«

»

Fév 09

LE DÉMANTÈLEMENT DE LA CENTRALE DE FUKUSHIMA SE COMPLIQUE

FUKUSHIMA…Robots nettoyeurs

Selon David Boilley, de l’Association pour le contrôle de la radioactivité dans l’Ouest et auteur d’une chronique de Fukushima, ce qui se passe à Fukushima Daiichi n’est pas une surprise. « Tepco sait qu’il s’agit de missions kamikazes pour ces robots, qui ont une durée de manœuvre limitée. Depuis l’accident, le Japon a la volonté de se positionner sur le marché international du démantèlement et a pour ambition de faire de Fukushima une vitrine« .
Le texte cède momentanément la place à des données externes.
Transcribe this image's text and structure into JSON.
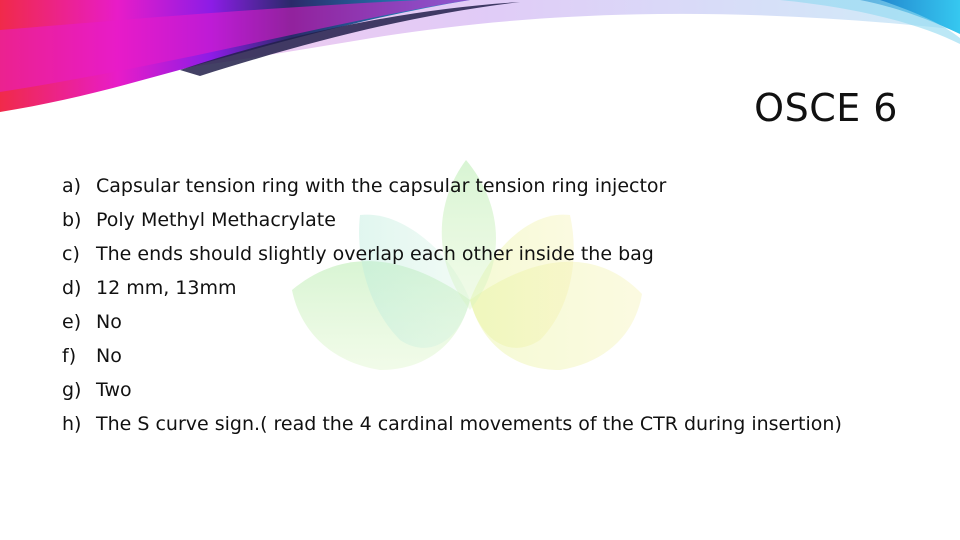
{
  "slide": {
    "title": "OSCE 6",
    "colors": {
      "ribbon_magenta": "#e81cc8",
      "ribbon_red": "#f02a4a",
      "ribbon_purple": "#8c1ce6",
      "ribbon_blue": "#1ea3d8",
      "ribbon_cyan": "#36c8f0",
      "watermark_green": "#c8f0b4",
      "watermark_yellow": "#f0f0a0",
      "watermark_aqua": "#c8f0e8"
    },
    "watermark": "lotus-icon",
    "answers": [
      {
        "marker": "a)",
        "text": "Capsular tension ring with the capsular tension ring injector"
      },
      {
        "marker": "b)",
        "text": "Poly Methyl Methacrylate"
      },
      {
        "marker": "c)",
        "text": "The ends should slightly overlap each other inside the bag"
      },
      {
        "marker": "d)",
        "text": "12 mm, 13mm"
      },
      {
        "marker": "e)",
        "text": "No"
      },
      {
        "marker": "f)",
        "text": "No"
      },
      {
        "marker": "g)",
        "text": "Two"
      },
      {
        "marker": "h)",
        "text": "The S curve sign.( read the 4 cardinal movements of the CTR during insertion)"
      }
    ]
  }
}
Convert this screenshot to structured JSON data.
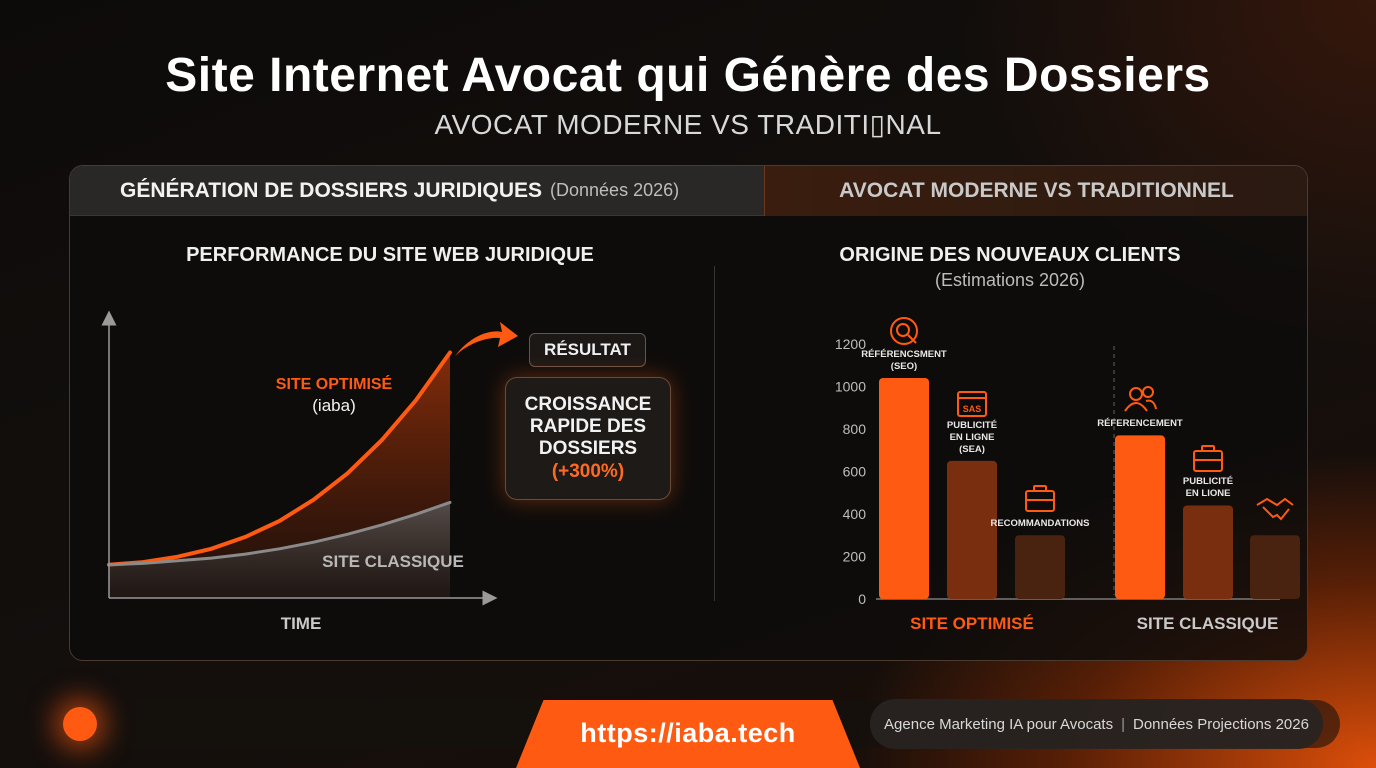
{
  "header": {
    "title": "Site Internet Avocat qui Génère des Dossiers",
    "subtitle": "AVOCAT MODERNE VS TRADITI▯NAL"
  },
  "panel": {
    "tab_left": "GÉNÉRATION DE DOSSIERS JURIDIQUES",
    "tab_left_note": "(Données 2026)",
    "tab_right": "AVOCAT MODERNE VS TRADITIONNEL"
  },
  "growth": {
    "title": "PERFORMANCE DU SITE WEB JURIDIQUE",
    "optimized_label": "SITE OPTIMISÉ",
    "optimized_sub": "(iaba)",
    "classic_label": "SITE CLASSIQUE",
    "xlabel": "TIME",
    "result_label": "RÉSULTAT",
    "result_line1": "CROISSANCE",
    "result_line2": "RAPIDE DES",
    "result_line3": "DOSSIERS",
    "result_value": "(+300%)",
    "colors": {
      "optimized": "#ff5a12",
      "classic": "#8a8a8a"
    }
  },
  "chart_data": [
    {
      "type": "area",
      "title": "PERFORMANCE DU SITE WEB JURIDIQUE",
      "xlabel": "TIME",
      "ylabel": "",
      "x": [
        0,
        1,
        2,
        3,
        4,
        5,
        6,
        7,
        8,
        9,
        10
      ],
      "series": [
        {
          "name": "SITE OPTIMISÉ",
          "values": [
            10,
            12,
            16,
            22,
            31,
            43,
            59,
            79,
            104,
            134,
            170
          ]
        },
        {
          "name": "SITE CLASSIQUE",
          "values": [
            10,
            11,
            13,
            15,
            18,
            22,
            27,
            33,
            40,
            48,
            57
          ]
        }
      ],
      "ylim": [
        0,
        190
      ]
    },
    {
      "type": "bar",
      "title": "ORIGINE DES NOUVEAUX CLIENTS",
      "subtitle": "(Estimations 2026)",
      "ylim": [
        0,
        1200
      ],
      "yticks": [
        0,
        200,
        400,
        600,
        800,
        1000,
        1200
      ],
      "groups": [
        {
          "name": "SITE OPTIMISÉ",
          "bars": [
            {
              "label": "RÉFÉRENCSMENT (SEO)",
              "value": 1040,
              "icon": "search-icon"
            },
            {
              "label": "PUBLICITÉ EN LIGNE (SEA)",
              "value": 650,
              "icon": "ad-screen-icon",
              "icon_text": "SAS"
            },
            {
              "label": "RECOMMANDATIONS",
              "value": 300,
              "icon": "briefcase-icon"
            }
          ]
        },
        {
          "name": "SITE CLASSIQUE",
          "bars": [
            {
              "label": "RÉFERENCEMENT",
              "value": 770,
              "icon": "users-icon"
            },
            {
              "label": "PUBLICITÉ EN LIONE",
              "value": 440,
              "icon": "briefcase-icon"
            },
            {
              "label": "",
              "value": 300,
              "icon": "handshake-icon"
            }
          ]
        }
      ],
      "colors": {
        "primary": "#ff5a12",
        "secondary": "#7a2e10",
        "tertiary": "#4a2210",
        "optimized_label": "#ff5a12",
        "classic_label": "#c9c9c9"
      }
    }
  ],
  "clients": {
    "title": "ORIGINE DES NOUVEAUX CLIENTS",
    "note": "(Estimations 2026)"
  },
  "footer": {
    "url": "https://iaba.tech",
    "tag_left": "Agence Marketing IA pour Avocats",
    "tag_sep": "|",
    "tag_right": "Données Projections 2026"
  }
}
La prochaine étape consiste à envoyer un robot nettoyeur dans l’enceinte du réacteur n°2, a annoncé la compagnie Tepco lundi, images à l’appui, afin d’évacuer les sédiments. Cette opération est destinée à améliorer la visibilité au cœur du réacteur d’un second robot qui sera équipé de caméras et de dosimètres. Le robot nettoyeur, qui devait être placé dans le réacteur le 7 février, enverra un jet d’eau à haute pression pour ouvrir la voie au second robot chargé de recueillir des données. Ces sédiments pourraient contenir du combustible nucléaire fondu mélangé à des éléments corrosifs. Equipé de caméras à l’avant et à l’arrière, le robot nettoyeur filmera au passage l’intérieur du réacteur. Ces images permettront d’estimer le niveau de radioactivité, rapporte le Japan Times le 7 février.

880 tonnes de corium

Tepco parviendra-t-il à démanteler le site ? « Le terme démantèlement n’est pas approprié pour le moment.. Il faudrait plutôt parler de sécurisation », explique David Boilley. Ainsi, le réacteur n°4 n’est plus une menace, car sa piscine de refroidissement a pu être vidée et il reste en l’état, sans que le démantèlement à proprement parler ait débuté. La situation est plus compliquée pour les réacteurs 1, 2 et 3 où s’est produite une fusion du cœur, et où la radioactivité est si élevée que les humains ne peuvent y travailler. Au-dessus du réacteur n°3, la construction d’un pont roulant a été reportée car il est impossible de s’approcher sans risque d’irradiation. Quant au réacteur n°2, qui n’a pas été endommagé par une explosion, le débit de dose très élevé rend le démantèlement très complexe. Or, il est important de ne pas laisser au fond de la cuve ce corium très radioactif qui, en cas de nouveau séisme ou de tsunami, pourrait ne plus être confiné.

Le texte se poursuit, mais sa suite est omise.